On March 9th in the year 1074, in the year after he ascended to the papacy, the reforming pope Gregory VII imposed celibacy upon the priesthood. He excommunicated all married priests. It was a bold move to bring the church into line with a hard-line ascetic faction that believed that lifelong abstinence was better than marriage. Pope Gregory wasn’t completely prejudiced against married people, though. He’d allow them to become priests as long as they ‘first escape from the clutches of their wives.’ It took a few hundred years, but eventually, his will prevailed.
Pope Gregory VII wasn’t backed up entirely by his flock—perhaps because this was 800 years before Popes were declared infallible. Marriage among priests was common at the time. In fact, if he’d made his edict a thousand-and-some years earlier, he would have thrown the first Pope, Saint Peter, out of the church. Peter and most of the apostles were married, so obviously the one who gave Christianity its name didn’t have such a hard time accepting them.
So how did Gregory VII get the idea to add “unmarried” to the list of requirements for the priesthood?
The tide against marriage began to turn during the second and third centuries, with the rise of a mystic sect called the Gnostics. They divided the world into light and dark. Material things, including all things related to the body, were on the dark side. Most priests of that era were married, but those who weren’t gained a little extra favor among the hard-liners.
In the centuries that followed, things got progressively tougher.
In the year 306, a council in Spain decreed that priests could not spend the night with his wife on the night before a Mass.
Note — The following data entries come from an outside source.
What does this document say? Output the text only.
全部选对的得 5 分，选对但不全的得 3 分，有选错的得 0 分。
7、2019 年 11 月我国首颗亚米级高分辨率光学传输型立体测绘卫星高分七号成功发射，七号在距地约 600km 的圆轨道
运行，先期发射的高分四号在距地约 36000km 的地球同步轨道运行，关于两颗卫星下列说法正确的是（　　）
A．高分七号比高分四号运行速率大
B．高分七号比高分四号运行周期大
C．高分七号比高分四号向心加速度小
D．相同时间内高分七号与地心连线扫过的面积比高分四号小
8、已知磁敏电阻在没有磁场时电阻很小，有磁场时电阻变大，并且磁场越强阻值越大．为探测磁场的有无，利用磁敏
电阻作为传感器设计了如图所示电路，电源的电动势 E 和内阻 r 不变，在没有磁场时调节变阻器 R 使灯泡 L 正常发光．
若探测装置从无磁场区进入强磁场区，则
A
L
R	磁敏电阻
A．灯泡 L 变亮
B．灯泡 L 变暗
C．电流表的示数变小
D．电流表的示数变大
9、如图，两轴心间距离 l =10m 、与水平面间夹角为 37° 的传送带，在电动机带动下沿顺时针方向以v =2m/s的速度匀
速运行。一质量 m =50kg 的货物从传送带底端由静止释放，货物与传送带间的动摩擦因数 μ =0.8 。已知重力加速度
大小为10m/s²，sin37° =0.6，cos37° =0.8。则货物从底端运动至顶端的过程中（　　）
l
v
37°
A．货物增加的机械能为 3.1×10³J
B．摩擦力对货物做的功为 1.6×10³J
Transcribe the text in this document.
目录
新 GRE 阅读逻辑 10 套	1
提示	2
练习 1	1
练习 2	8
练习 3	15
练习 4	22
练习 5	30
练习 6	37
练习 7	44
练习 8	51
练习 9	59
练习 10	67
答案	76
In 325, the Council of Nicea decreed that once ordained, a priest could not marry. In 385, Pope Siricius left his wife in order to become pope, and decreed that married priests must also forsake their wives—or at least, not sleep with them. At the turn of the fifth century, St. Augustine put his seal of disapproval on marriage--and women in general--when he wrote, “Nothing is so powerful in drawing the spirit of a man downwards as the caresses of a woman.”
It wasn’t until 1930 that Augustine’s approach was questioned from the papal throne. Pope Pius XI declared that year that marital relations can be good and holy. I’m personally glad that he did, too, because that was the year my father was conceived.
On a side note, a couple of popes didn’t think much of Gregory’s position. Pope Clement IV (who reigned from 1265 to1268) was married with two daughters; Pope Felix V (1439-1449) was married with one son.